If none of the techniques provided cannot resolve the occurence of ORA-04031 errors, additional tracing may be needed to get a snapshot of the shared pool when the problem is in place.


Modify the init.ora paramater to add the following events to get a trace file with additional information about the problem:
event = "4031 trace name errorstack level 3"
event = "4031 trace name HEAPDUMP level 3"

Note: This parameter will take not effect unless the instance is bounced.
Starting with 9.2.0.5, instead of requesting heapdump level 1,2 , 3 or 32 you can use level those same levels plus (536870912).
This will generate the 5 largest subheaps AND the 5 largest heap areas within each of those.

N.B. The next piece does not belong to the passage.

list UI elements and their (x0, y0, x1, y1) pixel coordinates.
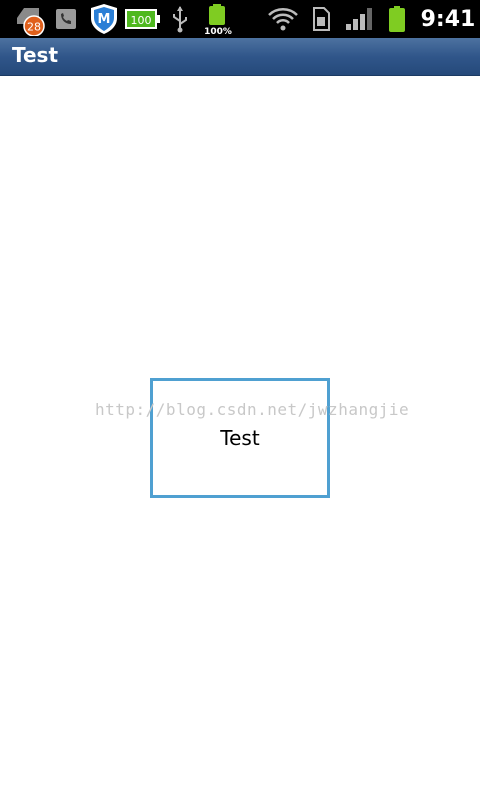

If the problem is reproducible, the event can be set at session level using the following statement before the execution of the faulty SQL statement:
SQL> alter session set events '4031 trace name errorstack level 3';
SQL> alter session set events '4031 trace name HEAPDUMP level 536870915';

This trace file should be sent to Oracle Support for troubleshooting.

Important Note: In Oracle 9.2.0.5 and Oracle 10g releases a trace file is generated BY DEFAULT every time an ORA-4031 error occurs, and can be located in the user_dump_dest directory. If your database version is one of these, you don't need to follow the steps described before to generate additional tracing.